There’s certainty plenty to be proud about when it comes to Samone’s new Playboy spread, which was announced in December. And not just because of the possibilities it opens up for future gigs.

Gorgeously shot by photographer Adrienne Raquel, Samone’s Equality Issue shoot pays homage to Darine Stern, who in 1971 became the first black woman to pose by herself on the magazine’s cover. Samone’s is one of many landmark spreads in the issues, which also features a number of veteran playmates between the ages of 32 to 77 returning to the pages of the magazine — indicative, Playboy editors say, of the publication’s more inclusive, post-Hugh Hefner future.

For her part, Samone hopes her appearance in the magazine can help other young black women feel represented, just as she did when she saw Naomi Campbell’s famed 1999, David LaChapelle-shot Playboy spread.
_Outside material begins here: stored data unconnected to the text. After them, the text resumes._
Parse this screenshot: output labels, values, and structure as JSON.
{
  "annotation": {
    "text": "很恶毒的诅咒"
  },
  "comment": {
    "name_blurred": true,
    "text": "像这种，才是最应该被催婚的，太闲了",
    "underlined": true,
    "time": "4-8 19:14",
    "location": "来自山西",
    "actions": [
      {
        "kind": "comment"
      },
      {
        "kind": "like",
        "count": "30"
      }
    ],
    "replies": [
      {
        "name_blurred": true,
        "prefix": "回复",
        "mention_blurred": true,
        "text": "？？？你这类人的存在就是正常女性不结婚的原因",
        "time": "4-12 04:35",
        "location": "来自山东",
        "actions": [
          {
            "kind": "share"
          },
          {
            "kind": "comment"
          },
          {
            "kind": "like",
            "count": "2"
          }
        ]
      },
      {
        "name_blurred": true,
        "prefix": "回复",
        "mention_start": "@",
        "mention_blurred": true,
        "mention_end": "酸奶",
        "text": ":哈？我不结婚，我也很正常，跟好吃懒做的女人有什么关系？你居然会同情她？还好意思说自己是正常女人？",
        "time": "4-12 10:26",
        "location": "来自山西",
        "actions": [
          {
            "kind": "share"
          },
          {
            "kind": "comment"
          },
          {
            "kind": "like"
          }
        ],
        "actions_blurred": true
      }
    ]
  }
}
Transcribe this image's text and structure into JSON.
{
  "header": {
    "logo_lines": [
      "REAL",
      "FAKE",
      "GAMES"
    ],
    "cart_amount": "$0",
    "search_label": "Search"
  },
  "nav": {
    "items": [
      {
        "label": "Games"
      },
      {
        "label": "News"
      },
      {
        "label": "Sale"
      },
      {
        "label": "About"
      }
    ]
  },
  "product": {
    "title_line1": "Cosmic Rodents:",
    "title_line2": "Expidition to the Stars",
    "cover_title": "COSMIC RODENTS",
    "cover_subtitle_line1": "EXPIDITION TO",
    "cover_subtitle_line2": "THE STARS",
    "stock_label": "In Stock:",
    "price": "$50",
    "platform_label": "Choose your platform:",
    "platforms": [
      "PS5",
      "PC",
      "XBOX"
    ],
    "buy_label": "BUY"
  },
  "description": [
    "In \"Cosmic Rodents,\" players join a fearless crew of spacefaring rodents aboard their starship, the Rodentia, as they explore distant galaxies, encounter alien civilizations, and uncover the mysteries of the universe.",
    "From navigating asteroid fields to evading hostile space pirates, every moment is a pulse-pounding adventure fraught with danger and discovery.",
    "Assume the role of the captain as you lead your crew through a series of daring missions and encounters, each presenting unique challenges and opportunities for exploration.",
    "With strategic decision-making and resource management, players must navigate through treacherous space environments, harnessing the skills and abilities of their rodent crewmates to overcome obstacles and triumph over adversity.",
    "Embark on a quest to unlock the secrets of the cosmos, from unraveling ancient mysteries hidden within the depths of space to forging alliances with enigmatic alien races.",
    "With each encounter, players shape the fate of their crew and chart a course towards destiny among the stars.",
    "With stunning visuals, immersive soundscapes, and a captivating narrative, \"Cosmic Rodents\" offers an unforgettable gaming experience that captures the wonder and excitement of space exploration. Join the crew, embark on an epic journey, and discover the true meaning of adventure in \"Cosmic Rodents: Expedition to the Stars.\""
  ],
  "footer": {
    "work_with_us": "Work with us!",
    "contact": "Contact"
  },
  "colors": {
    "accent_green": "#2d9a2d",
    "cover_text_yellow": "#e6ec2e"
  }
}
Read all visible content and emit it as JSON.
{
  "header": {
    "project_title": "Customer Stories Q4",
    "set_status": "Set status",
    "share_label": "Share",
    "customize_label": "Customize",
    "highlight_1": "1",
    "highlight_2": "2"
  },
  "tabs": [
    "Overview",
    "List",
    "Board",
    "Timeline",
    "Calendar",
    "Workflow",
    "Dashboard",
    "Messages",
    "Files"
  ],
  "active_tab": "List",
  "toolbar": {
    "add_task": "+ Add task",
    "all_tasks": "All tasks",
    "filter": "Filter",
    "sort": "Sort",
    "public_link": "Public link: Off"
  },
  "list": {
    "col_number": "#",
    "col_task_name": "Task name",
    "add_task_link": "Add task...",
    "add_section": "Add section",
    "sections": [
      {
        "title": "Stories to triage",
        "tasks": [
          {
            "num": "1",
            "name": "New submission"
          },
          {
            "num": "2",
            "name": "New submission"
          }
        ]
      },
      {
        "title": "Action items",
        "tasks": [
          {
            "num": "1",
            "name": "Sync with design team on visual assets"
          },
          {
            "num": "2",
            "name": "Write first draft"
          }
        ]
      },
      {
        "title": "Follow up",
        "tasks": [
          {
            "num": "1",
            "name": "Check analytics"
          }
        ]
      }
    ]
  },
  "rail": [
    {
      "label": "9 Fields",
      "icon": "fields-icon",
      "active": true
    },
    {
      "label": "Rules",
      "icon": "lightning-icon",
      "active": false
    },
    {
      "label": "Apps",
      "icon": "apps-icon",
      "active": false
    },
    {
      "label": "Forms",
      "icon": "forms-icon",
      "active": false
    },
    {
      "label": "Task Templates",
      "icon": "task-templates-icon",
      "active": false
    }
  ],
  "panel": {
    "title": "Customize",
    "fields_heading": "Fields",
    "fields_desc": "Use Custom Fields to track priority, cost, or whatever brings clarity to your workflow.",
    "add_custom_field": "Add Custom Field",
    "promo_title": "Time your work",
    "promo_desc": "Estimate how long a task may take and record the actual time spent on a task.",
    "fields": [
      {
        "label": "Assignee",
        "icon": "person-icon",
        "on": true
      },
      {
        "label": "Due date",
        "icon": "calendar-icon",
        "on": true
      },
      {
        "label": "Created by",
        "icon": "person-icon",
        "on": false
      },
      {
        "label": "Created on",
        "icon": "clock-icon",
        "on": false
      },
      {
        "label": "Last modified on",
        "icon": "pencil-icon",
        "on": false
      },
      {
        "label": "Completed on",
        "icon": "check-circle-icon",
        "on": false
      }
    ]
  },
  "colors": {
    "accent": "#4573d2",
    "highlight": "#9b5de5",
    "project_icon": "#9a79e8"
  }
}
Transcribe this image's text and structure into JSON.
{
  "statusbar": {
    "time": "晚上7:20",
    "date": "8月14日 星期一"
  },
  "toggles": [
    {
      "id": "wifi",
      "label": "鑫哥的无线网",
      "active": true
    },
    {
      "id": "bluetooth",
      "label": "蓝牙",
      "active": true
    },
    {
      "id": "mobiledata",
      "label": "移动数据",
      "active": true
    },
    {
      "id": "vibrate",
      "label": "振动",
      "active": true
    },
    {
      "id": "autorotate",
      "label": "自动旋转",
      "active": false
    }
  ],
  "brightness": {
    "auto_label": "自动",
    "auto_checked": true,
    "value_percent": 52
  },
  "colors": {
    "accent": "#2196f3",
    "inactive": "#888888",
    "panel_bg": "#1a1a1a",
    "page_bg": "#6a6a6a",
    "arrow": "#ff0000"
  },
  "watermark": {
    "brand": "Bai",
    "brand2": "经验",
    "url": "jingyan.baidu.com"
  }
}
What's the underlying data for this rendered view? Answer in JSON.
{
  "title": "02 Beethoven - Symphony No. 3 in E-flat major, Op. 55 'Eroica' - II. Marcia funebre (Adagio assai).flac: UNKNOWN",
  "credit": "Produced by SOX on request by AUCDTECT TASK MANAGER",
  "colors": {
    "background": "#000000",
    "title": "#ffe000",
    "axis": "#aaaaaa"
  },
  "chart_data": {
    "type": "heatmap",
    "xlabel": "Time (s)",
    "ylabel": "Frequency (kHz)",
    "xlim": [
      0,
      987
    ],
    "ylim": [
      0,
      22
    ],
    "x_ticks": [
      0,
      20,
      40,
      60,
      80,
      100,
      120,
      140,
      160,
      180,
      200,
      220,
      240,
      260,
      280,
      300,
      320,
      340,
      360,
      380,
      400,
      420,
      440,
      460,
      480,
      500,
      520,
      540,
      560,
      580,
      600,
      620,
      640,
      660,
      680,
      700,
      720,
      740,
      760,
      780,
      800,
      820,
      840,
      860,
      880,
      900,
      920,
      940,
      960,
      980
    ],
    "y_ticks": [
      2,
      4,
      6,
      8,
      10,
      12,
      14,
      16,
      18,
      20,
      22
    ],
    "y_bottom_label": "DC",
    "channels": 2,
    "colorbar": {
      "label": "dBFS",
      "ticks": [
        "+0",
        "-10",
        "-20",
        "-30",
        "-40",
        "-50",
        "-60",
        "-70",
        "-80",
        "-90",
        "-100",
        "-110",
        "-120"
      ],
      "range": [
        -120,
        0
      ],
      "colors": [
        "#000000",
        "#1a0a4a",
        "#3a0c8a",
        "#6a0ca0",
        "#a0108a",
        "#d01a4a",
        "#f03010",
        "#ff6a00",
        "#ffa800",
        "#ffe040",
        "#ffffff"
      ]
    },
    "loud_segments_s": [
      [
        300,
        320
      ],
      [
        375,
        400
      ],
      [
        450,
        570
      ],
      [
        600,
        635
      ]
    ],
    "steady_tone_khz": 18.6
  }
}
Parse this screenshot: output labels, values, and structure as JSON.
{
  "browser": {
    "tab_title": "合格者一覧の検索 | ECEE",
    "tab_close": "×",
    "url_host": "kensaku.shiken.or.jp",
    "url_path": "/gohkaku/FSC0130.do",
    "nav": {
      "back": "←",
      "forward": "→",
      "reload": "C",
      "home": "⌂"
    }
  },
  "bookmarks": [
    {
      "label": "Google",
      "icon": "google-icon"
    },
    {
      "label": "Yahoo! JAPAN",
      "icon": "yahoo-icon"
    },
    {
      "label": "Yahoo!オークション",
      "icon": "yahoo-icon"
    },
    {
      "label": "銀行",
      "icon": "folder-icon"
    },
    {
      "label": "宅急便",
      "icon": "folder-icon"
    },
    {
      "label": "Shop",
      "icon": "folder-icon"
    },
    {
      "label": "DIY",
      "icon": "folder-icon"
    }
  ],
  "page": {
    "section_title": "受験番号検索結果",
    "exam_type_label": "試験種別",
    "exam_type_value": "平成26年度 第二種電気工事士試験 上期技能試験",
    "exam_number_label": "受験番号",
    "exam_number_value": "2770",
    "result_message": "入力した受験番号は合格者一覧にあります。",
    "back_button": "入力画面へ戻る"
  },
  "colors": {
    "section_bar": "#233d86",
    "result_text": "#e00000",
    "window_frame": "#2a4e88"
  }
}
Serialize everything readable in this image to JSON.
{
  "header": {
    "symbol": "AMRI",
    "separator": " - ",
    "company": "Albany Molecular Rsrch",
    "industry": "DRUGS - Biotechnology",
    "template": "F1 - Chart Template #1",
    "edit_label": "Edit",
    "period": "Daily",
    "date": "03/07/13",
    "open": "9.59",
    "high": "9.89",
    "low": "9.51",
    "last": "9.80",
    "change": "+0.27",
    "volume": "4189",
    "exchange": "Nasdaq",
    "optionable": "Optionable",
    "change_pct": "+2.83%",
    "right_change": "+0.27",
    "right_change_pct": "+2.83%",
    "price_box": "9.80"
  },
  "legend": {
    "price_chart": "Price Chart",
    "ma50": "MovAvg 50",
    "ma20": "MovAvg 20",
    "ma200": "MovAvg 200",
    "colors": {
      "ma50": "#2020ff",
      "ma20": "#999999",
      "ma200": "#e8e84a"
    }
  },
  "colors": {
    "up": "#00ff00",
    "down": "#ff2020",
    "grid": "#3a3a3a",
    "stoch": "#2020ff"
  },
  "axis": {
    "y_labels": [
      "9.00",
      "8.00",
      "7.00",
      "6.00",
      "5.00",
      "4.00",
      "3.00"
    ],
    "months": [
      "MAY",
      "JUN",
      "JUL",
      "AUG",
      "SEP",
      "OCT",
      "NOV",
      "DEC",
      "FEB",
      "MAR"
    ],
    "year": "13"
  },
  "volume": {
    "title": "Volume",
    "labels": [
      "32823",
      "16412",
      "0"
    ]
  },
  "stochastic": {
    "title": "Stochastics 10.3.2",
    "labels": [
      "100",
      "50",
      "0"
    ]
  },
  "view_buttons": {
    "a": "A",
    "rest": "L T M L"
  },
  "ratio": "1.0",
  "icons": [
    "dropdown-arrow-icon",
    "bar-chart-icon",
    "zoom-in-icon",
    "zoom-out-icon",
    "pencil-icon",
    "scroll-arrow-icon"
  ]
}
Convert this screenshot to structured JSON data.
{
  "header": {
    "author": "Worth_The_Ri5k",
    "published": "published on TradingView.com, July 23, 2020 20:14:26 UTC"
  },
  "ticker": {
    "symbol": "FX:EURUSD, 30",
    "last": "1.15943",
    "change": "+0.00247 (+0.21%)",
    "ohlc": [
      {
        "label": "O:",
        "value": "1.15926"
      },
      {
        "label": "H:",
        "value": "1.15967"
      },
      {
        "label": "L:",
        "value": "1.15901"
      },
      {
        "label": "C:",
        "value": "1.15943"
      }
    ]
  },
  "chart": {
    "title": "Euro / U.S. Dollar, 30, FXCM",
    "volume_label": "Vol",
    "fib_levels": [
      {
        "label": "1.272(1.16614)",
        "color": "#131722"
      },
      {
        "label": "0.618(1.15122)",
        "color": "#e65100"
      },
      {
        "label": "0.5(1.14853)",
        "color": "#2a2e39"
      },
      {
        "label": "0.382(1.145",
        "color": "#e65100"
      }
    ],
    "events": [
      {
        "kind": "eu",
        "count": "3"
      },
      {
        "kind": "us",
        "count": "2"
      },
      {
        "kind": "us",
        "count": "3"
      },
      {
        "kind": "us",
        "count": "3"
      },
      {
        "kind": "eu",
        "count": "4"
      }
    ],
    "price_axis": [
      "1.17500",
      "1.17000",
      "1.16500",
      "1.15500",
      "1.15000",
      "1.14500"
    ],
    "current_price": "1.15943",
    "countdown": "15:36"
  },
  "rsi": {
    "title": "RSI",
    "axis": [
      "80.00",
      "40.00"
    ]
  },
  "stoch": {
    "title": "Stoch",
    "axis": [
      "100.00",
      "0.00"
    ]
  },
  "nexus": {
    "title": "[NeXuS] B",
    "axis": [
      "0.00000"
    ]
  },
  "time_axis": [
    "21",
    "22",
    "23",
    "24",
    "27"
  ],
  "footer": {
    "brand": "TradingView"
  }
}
One day, she hopes to help Dallas youth further by running for Dallas City Council on a platform of eliminating redlining practices and improving the city’s education system.

In the meantime, she hopes to simply continue inspiring other young, black models everywhere — not just through her modeling work, but through her concerted decision to carry a positive aura wherever she goes.

“Nobody likes when I’m in a bad mood,” she says. “I always like to bring the sun and bring the energy that everyone needs.”